4. Determine the amount of data involved and its practicality.
- Schedule, user experience, and the goal of the project set limits on the amount and complexity of the data that can or should be used.
- This can cut both ways. A term paper project should not use too much data, but a dissertation should not use too little.
5. Note the need to understand the data itself.
Measurement, method of collection, and quality of the data are all important in determining whether a set of data is appropriate to the problem, the context, and the proposed techniques.
This information is important in choosing a study, in analyzing it, and in understanding and presenting the results of the analysis.
The user needs to understand how data measurement and quality are documented. Quality and other collection issues should be addressed in the codebook. In the data itself, many studies use "missing" data indicators of various kinds. Census data, however, has separate flag variables which indicate when a data point has been "allocated" (estimated) or suppressed, which should be extracted along with the actual data points.

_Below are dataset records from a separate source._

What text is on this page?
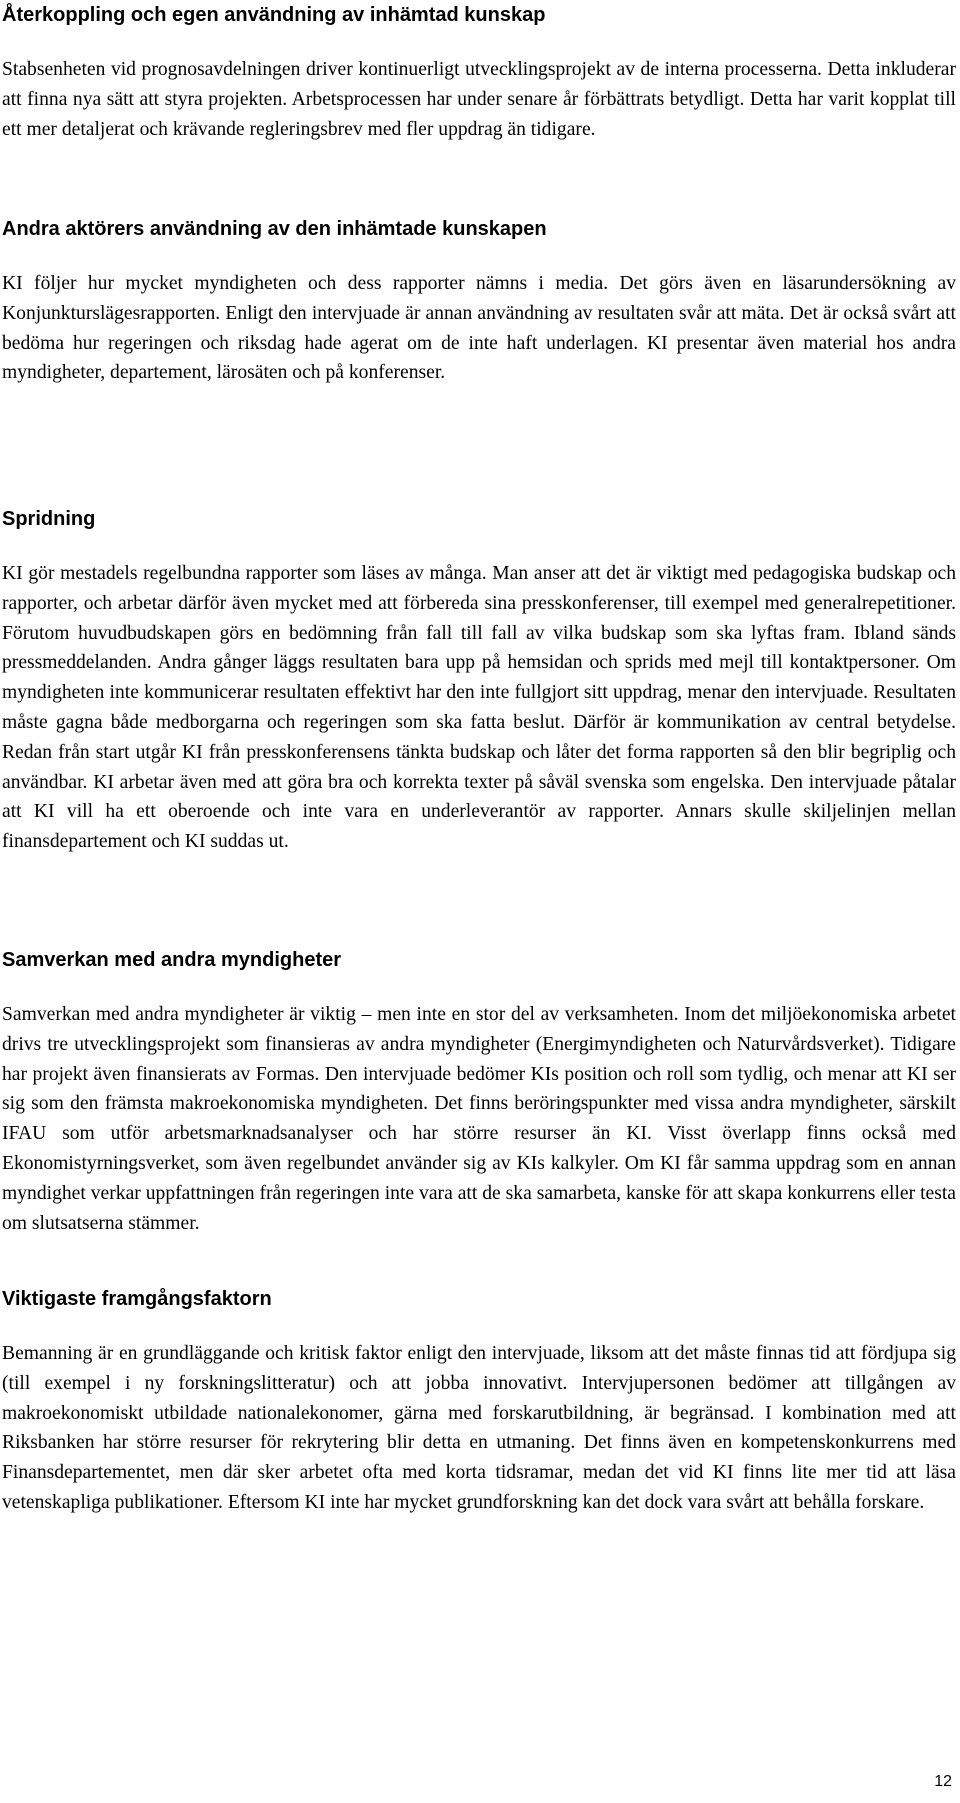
Återkoppling och egen användning av inhämtad kunskap

Stabsenheten vid prognosavdelningen driver kontinuerligt utvecklingsprojekt av de interna processerna. Detta inkluderar att finna nya sätt att styra projekten. Arbetsprocessen har under senare år förbättrats betydligt. Detta har varit kopplat till ett mer detaljerat och krävande regleringsbrev med fler uppdrag än tidigare.

Andra aktörers användning av den inhämtade kunskapen

KI följer hur mycket myndigheten och dess rapporter nämns i media. Det görs även en läsarundersökning av Konjunkturslägesrapporten. Enligt den intervjuade är annan användning av resultaten svår att mäta. Det är också svårt att bedöma hur regeringen och riksdag hade agerat om de inte haft underlagen. KI presentar även material hos andra myndigheter, departement, lärosäten och på konferenser.

Spridning

KI gör mestadels regelbundna rapporter som läses av många. Man anser att det är viktigt med pedagogiska budskap och rapporter, och arbetar därför även mycket med att förbereda sina presskonferenser, till exempel med generalrepetitioner. Förutom huvudbudskapen görs en bedömning från fall till fall av vilka budskap som ska lyftas fram. Ibland sänds pressmeddelanden. Andra gånger läggs resultaten bara upp på hemsidan och sprids med mejl till kontaktpersoner. Om myndigheten inte kommunicerar resultaten effektivt har den inte fullgjort sitt uppdrag, menar den intervjuade. Resultaten måste gagna både medborgarna och regeringen som ska fatta beslut. Därför är kommunikation av central betydelse. Redan från start utgår KI från presskonferensens tänkta budskap och låter det forma rapporten så den blir begriplig och användbar. KI arbetar även med att göra bra och korrekta texter på såväl svenska som engelska. Den intervjuade påtalar att KI vill ha ett oberoende och inte vara en underleverantör av rapporter. Annars skulle skiljelinjen mellan finansdepartement och KI suddas ut.

Samverkan med andra myndigheter

Samverkan med andra myndigheter är viktig – men inte en stor del av verksamheten. Inom det miljöekonomiska arbetet drivs tre utvecklingsprojekt som finansieras av andra myndigheter (Energimyndigheten och Naturvårdsverket). Tidigare har projekt även finansierats av Formas. Den intervjuade bedömer KIs position och roll som tydlig, och menar att KI ser sig som den främsta makroekonomiska myndigheten. Det finns beröringspunkter med vissa andra myndigheter, särskilt IFAU som utför arbetsmarknadsanalyser och har större resurser än KI. Visst överlapp finns också med Ekonomistyrningsverket, som även regelbundet använder sig av KIs kalkyler. Om KI får samma uppdrag som en annan myndighet verkar uppfattningen från regeringen inte vara att de ska samarbeta, kanske för att skapa konkurrens eller testa om slutsatserna stämmer.

Viktigaste framgångsfaktorn

Bemanning är en grundläggande och kritisk faktor enligt den intervjuade, liksom att det måste finnas tid att fördjupa sig (till exempel i ny forskningslitteratur) och att jobba innovativt. Intervjupersonen bedömer att tillgången av makroekonomiskt utbildade nationalekonomer, gärna med forskarutbildning, är begränsad. I kombination med att Riksbanken har större resurser för rekrytering blir detta en utmaning. Det finns även en kompetenskonkurrens med Finansdepartementet, men där sker arbetet ofta med korta tidsramar, medan det vid KI finns lite mer tid att läsa vetenskapliga publikationer. Eftersom KI inte har mycket grundforskning kan det dock vara svårt att behålla forskare.

12
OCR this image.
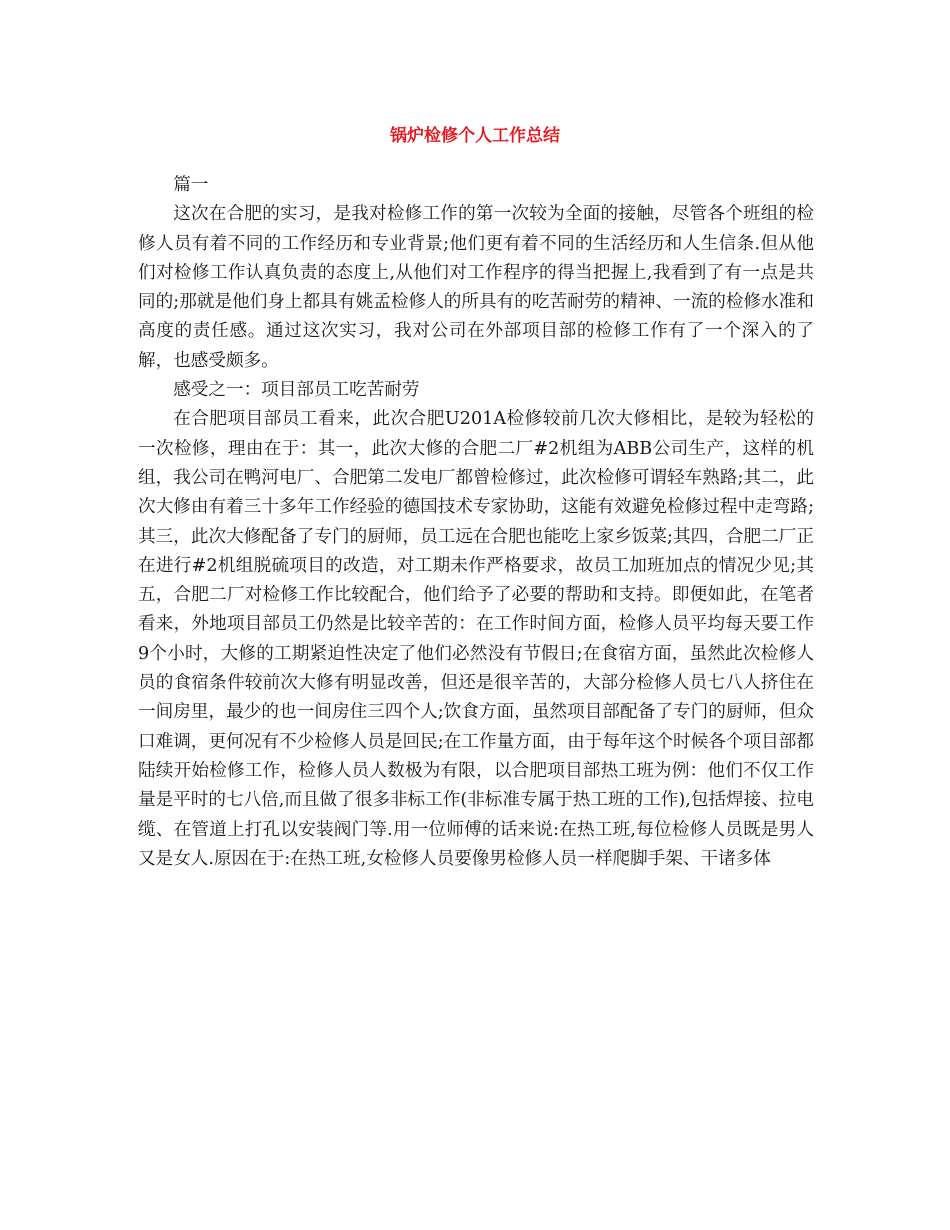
锅炉检修个人工作总结

篇一

这次在合肥的实习，是我对检修工作的第一次较为全面的接触，尽管各个班组的检修人员有着不同的工作经历和专业背景;他们更有着不同的生活经历和人生信条.但从他们对检修工作认真负责的态度上,从他们对工作程序的得当把握上,我看到了有一点是共同的;那就是他们身上都具有姚孟检修人的所具有的吃苦耐劳的精神、一流的检修水准和高度的责任感。通过这次实习，我对公司在外部项目部的检修工作有了一个深入的了解，也感受颇多。

感受之一：项目部员工吃苦耐劳

在合肥项目部员工看来，此次合肥U201A检修较前几次大修相比，是较为轻松的一次检修，理由在于：其一，此次大修的合肥二厂#2机组为ABB公司生产，这样的机组，我公司在鸭河电厂、合肥第二发电厂都曾检修过，此次检修可谓轻车熟路;其二，此次大修由有着三十多年工作经验的德国技术专家协助，这能有效避免检修过程中走弯路;其三，此次大修配备了专门的厨师，员工远在合肥也能吃上家乡饭菜;其四，合肥二厂正在进行#2机组脱硫项目的改造，对工期未作严格要求，故员工加班加点的情况少见;其五，合肥二厂对检修工作比较配合，他们给予了必要的帮助和支持。即便如此，在笔者看来，外地项目部员工仍然是比较辛苦的：在工作时间方面，检修人员平均每天要工作9个小时，大修的工期紧迫性决定了他们必然没有节假日;在食宿方面，虽然此次检修人员的食宿条件较前次大修有明显改善，但还是很辛苦的，大部分检修人员七八人挤住在一间房里，最少的也一间房住三四个人;饮食方面，虽然项目部配备了专门的厨师，但众口难调，更何况有不少检修人员是回民;在工作量方面，由于每年这个时候各个项目部都陆续开始检修工作，检修人员人数极为有限，以合肥项目部热工班为例：他们不仅工作量是平时的七八倍,而且做了很多非标工作(非标准专属于热工班的工作),包括焊接、拉电缆、在管道上打孔以安装阀门等.用一位师傅的话来说:在热工班,每位检修人员既是男人又是女人.原因在于:在热工班,女检修人员要像男检修人员一样爬脚手架、干诸多体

- What kind of data is required to answer the question?
- Will this dataset answer the question? Does it measure the necessary properties of the object of analysis?
- Is the level of measurement of this data appropriate to the techniques used? "Continuous" variables for regression?
- Are there quality issues with this data? How will the user tell, for instance, how missing data is indicated? How much valid data is required for a meaningful analysis?